The conspiracy charge carries a maximum penalty of five years in prison and a $250,000 fine. The federal program bribery charges carry a maximum penalty of 10 years in prison and a $250,000 fine. Each count of extortion, honest services mail and wire fraud, money laundering and obstruction of justice carries a maximum penalty of 20 years in prison and a $250,000 fine. The false statement charge carries a maximum penalty of five years in prison and a $250,000 fine. The indictment also contains a notice of forfeiture as to defendants Smith and Gilley.
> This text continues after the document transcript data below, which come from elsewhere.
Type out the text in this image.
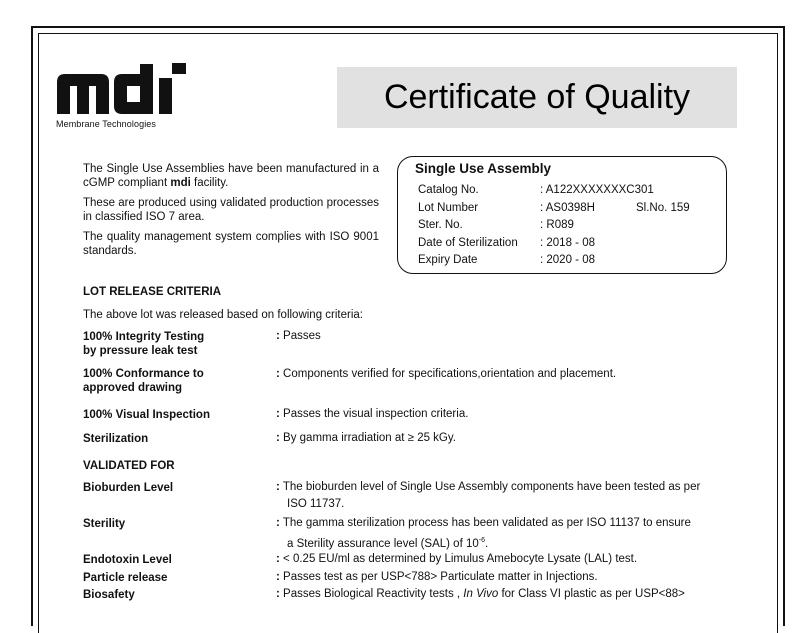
Membrane Technologies
Certificate of Quality

The Single Use Assemblies have been manufactured in a cGMP compliant mdi facility.

These are produced using validated production processes in classified ISO 7 area.

The quality management system complies with ISO 9001 standards.

Single Use Assembly
Catalog No.	: A122XXXXXXXC301
Lot Number	: AS0398H	Sl.No. 159
Ster. No.	: R089
Date of Sterilization : 2018 - 08
Expiry Date	: 2020 - 08
LOT RELEASE CRITERIA
The above lot was released based on following criteria:
100% Integrity Testing
by pressure leak test
: Passes
100% Conformance to
approved drawing
: Components verified for specifications,orientation and placement.
100% Visual Inspection	: Passes the visual inspection criteria.
Sterilization	: By gamma irradiation at ≥ 25 kGy.
VALIDATED FOR
Bioburden Level	: The bioburden level of Single Use Assembly components have been tested as per
ISO 11737.
Sterility	: The gamma sterilization process has been validated as per ISO 11137 to ensure
a Sterility assurance level (SAL) of $10^{-6}$.
Endotoxin Level	: < 0.25 EU/ml as determined by Limulus Amebocyte Lysate (LAL) test.
Particle release	: Passes test as per USP<788> Particulate matter in Injections.
Biosafety	: Passes Biological Reactivity tests , In Vivo for Class VI plastic as per USP<88>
The federal investigation deals with acts allegedly committed during the 2009 and 2010 legislative sessions. McGregor and Gilley, along with the various lobbyists, supposedly offered legislators money and other inticements for favorable votes on the legalization of electronic bingo machines.
A federal grand jury began hearing the cases in the spring and summer of 2010 and issued sealed indictments. On Monday, Oct. 4, these indictments were unsealed and the arrests began.
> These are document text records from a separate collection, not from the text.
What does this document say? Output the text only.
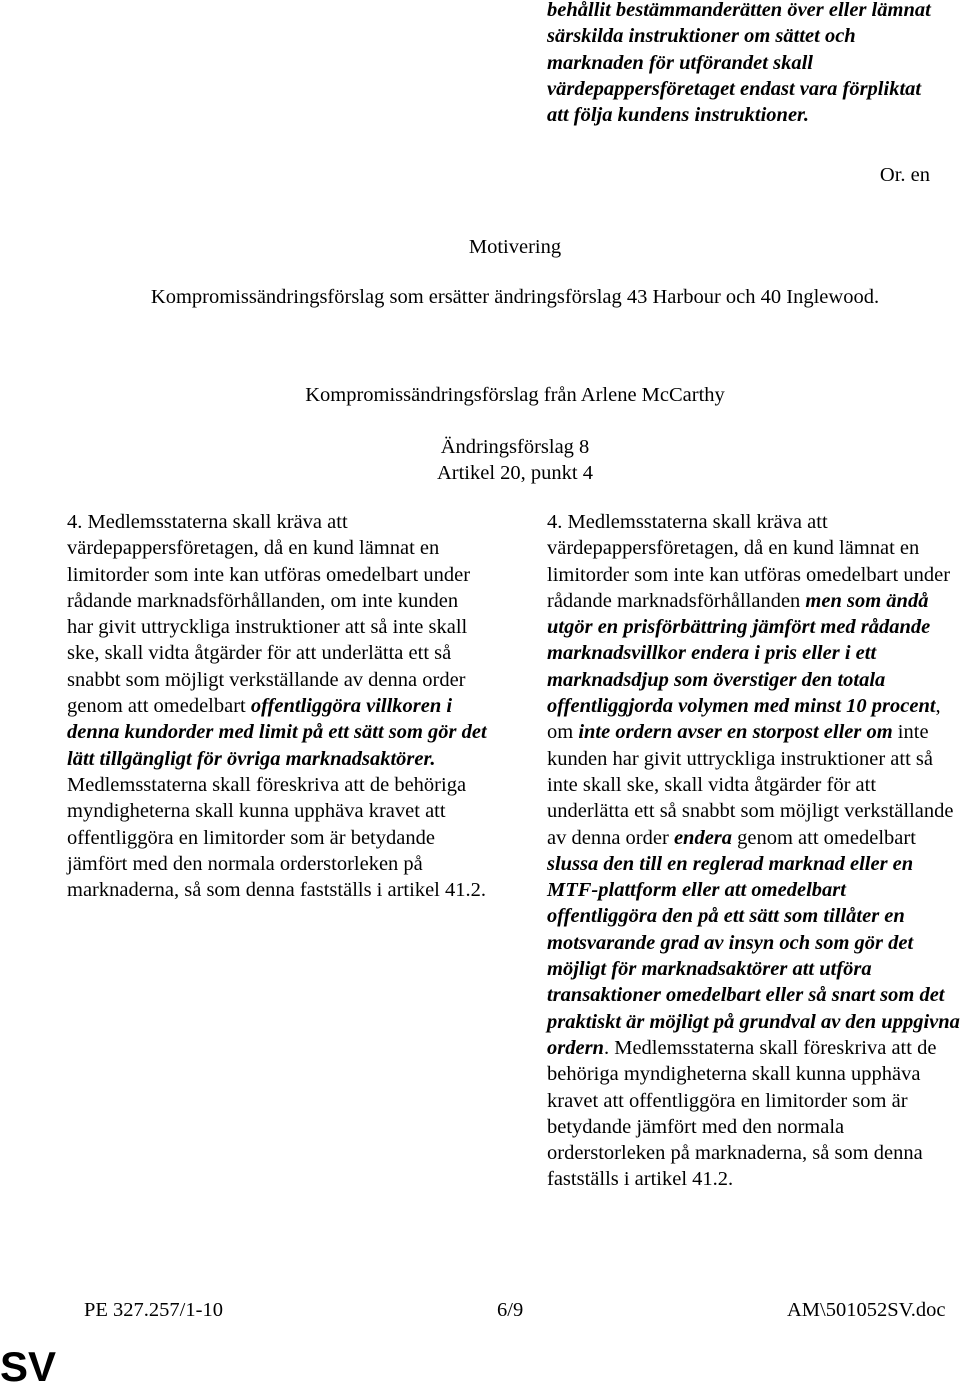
behållit bestämmanderätten över eller lämnat särskilda instruktioner om sättet och marknaden för utförandet skall värdepappersföretaget endast vara förpliktat att följa kundens instruktioner.
Or. en
Motivering
Kompromissändringsförslag som ersätter ändringsförslag 43 Harbour och 40 Inglewood.
Kompromissändringsförslag från Arlene McCarthy
Ändringsförslag 8
Artikel 20, punkt 4
4. Medlemsstaterna skall kräva att värdepappersföretagen, då en kund lämnat en limitorder som inte kan utföras omedelbart under rådande marknadsförhållanden, om inte kunden har givit uttryckliga instruktioner att så inte skall ske, skall vidta åtgärder för att underlätta ett så snabbt som möjligt verkställande av denna order genom att omedelbart offentliggöra villkoren i denna kundorder med limit på ett sätt som gör det lätt tillgängligt för övriga marknadsaktörer. Medlemsstaterna skall föreskriva att de behöriga myndigheterna skall kunna upphäva kravet att offentliggöra en limitorder som är betydande jämfört med den normala orderstorleken på marknaderna, så som denna fastställs i artikel 41.2.
4. Medlemsstaterna skall kräva att värdepappersföretagen, då en kund lämnat en limitorder som inte kan utföras omedelbart under rådande marknadsförhållanden men som ändå utgör en prisförbättring jämfört med rådande marknadsvillkor endera i pris eller i ett marknadsdjup som överstiger den totala offentliggjorda volymen med minst 10 procent, om inte ordern avser en storpost eller om inte kunden har givit uttryckliga instruktioner att så inte skall ske, skall vidta åtgärder för att underlätta ett så snabbt som möjligt verkställande av denna order endera genom att omedelbart slussa den till en reglerad marknad eller en MTF-plattform eller att omedelbart offentliggöra den på ett sätt som tillåter en motsvarande grad av insyn och som gör det möjligt för marknadsaktörer att utföra transaktioner omedelbart eller så snart som det praktiskt är möjligt på grundval av den uppgivna ordern. Medlemsstaterna skall föreskriva att de behöriga myndigheterna skall kunna upphäva kravet att offentliggöra en limitorder som är betydande jämfört med den normala orderstorleken på marknaderna, så som denna fastställs i artikel 41.2.
PE 327.257/1-10	6/9	AM\501052SV.doc
SV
All 11 arrested have been released on unsecured appearance bonds which ranged between $100,000 and $500,00 each. As a condition of his release, McGregor must wear an electronic ankle bracelet.

Timing of Arrests is
‘Suspicious’

Many people question the timing of the arrests and see the entire scenario as a scheme to influence the upcoming general election in November.
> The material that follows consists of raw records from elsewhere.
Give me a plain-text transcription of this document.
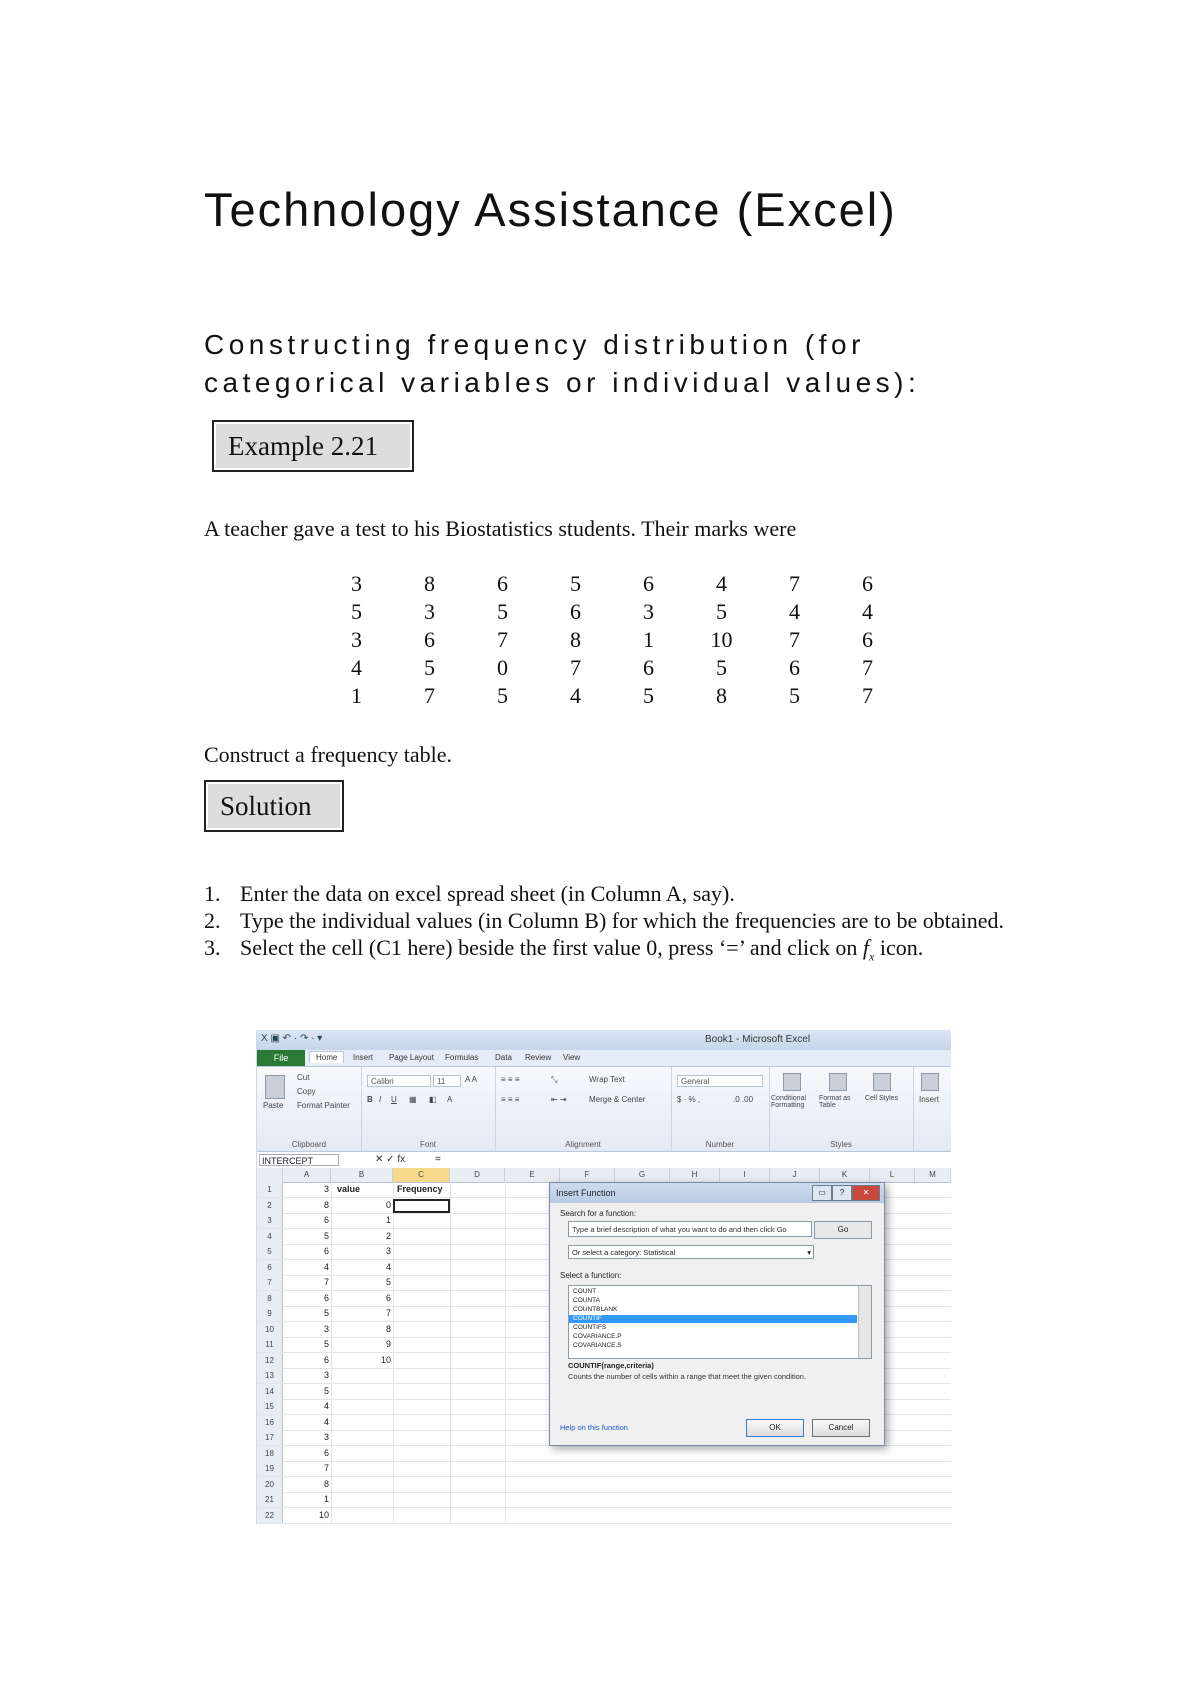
Technology Assistance (Excel)
Constructing frequency distribution (for categorical variables or individual values):
Example 2.21
A teacher gave a test to his Biostatistics students. Their marks were
3	8	6	5	6	4	7	6
5	3	5	6	3	5	4	4
3	6	7	8	1	10	7	6
4	5	0	7	6	5	6	7
1	7	5	4	5	8	5	7
Construct a frequency table.
Solution
1. Enter the data on excel spread sheet (in Column A, say).
2. Type the individual values (in Column B) for which the frequencies are to be obtained.
3. Select the cell (C1 here) beside the first value 0, press ‘=’ and click on $f_x$ icon.
X ▣ ↶ · ↷ · ▾	Book1 - Microsoft Excel
File	Home	Insert Page Layout Formulas Data Review View
Paste
Cut
Copy
Format Painter
Clipboard
Calibri	11	A A
B I U ▦ ◧ A
Font
≡ ≡ ≡	⤡	Wrap Text
≡ ≡ ≡	⇤ ⇥	Merge & Center
Alignment
General
$ · % ,	.0 .00
Number
Conditional Formatting
Format as Table
Cell Styles
Styles
Insert
INTERCEPT	✕ ✓ fx	=
A	B	C	D	E	F	G	H	I	J	K	L	M
1	3 value	Frequency
2	8	0
3	6	1
4	5	2
5	6	3
6	4	4
7	7	5
8	6	6
9	5	7
10	3	8
11	5	9
12	6	10
13	3
14	5
15	4
16	4
17	3
18	6
19	7
20	8
21	1
22	10
Insert Function	▭	?	✕
Search for a function:
Type a brief description of what you want to do and then click Go	Go
Or select a category: Statistical	▾
Select a function:
COUNT
COUNTA
COUNTBLANK
COUNTIF
COUNTIFS
COVARIANCE.P
COVARIANCE.S
COUNTIF(range,criteria)
Counts the number of cells within a range that meet the given condition.
Help on this function	OK	Cancel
State Senator Hank Sanders said, “It is my understanding that this investigation has been going on for 19 months. I cannot understand for the world of me why these indictments come down 28 days before a general election. They could have come down eight days afterwords or 98 days before. It smacks of politics to me!
“I’m against corruption in any form and we must all stand against corruption but our justice system ought not to play politics. The U. S. Attorney in Montgomery is still a Republican hold-over from the Bush Administration and it was her office that hounded former Democratic Governor Siegelman year in and year out for years. “This will have an unknown impact on the November general election.We must see that it is not an adverse impact. I thought that the US Justice Department had a rule that indictments ought not to be handed down against political office holders within 90 days of an election. Maybe I’m wrong but if they do have such a rule, then it was grossly violated in this situation.
“I am deeply concerned about the families of all the people involved whether they are indicted or whether they are the ones who are bringing the indictment.”
Democratic gubenatorial candidate Ron Sparks called the timing of the release of the indictments “suspicious.”
He also said that the indictments “did not mean that the gambling issue was going away and I will continue to push for the regulation and taxation of gambling.”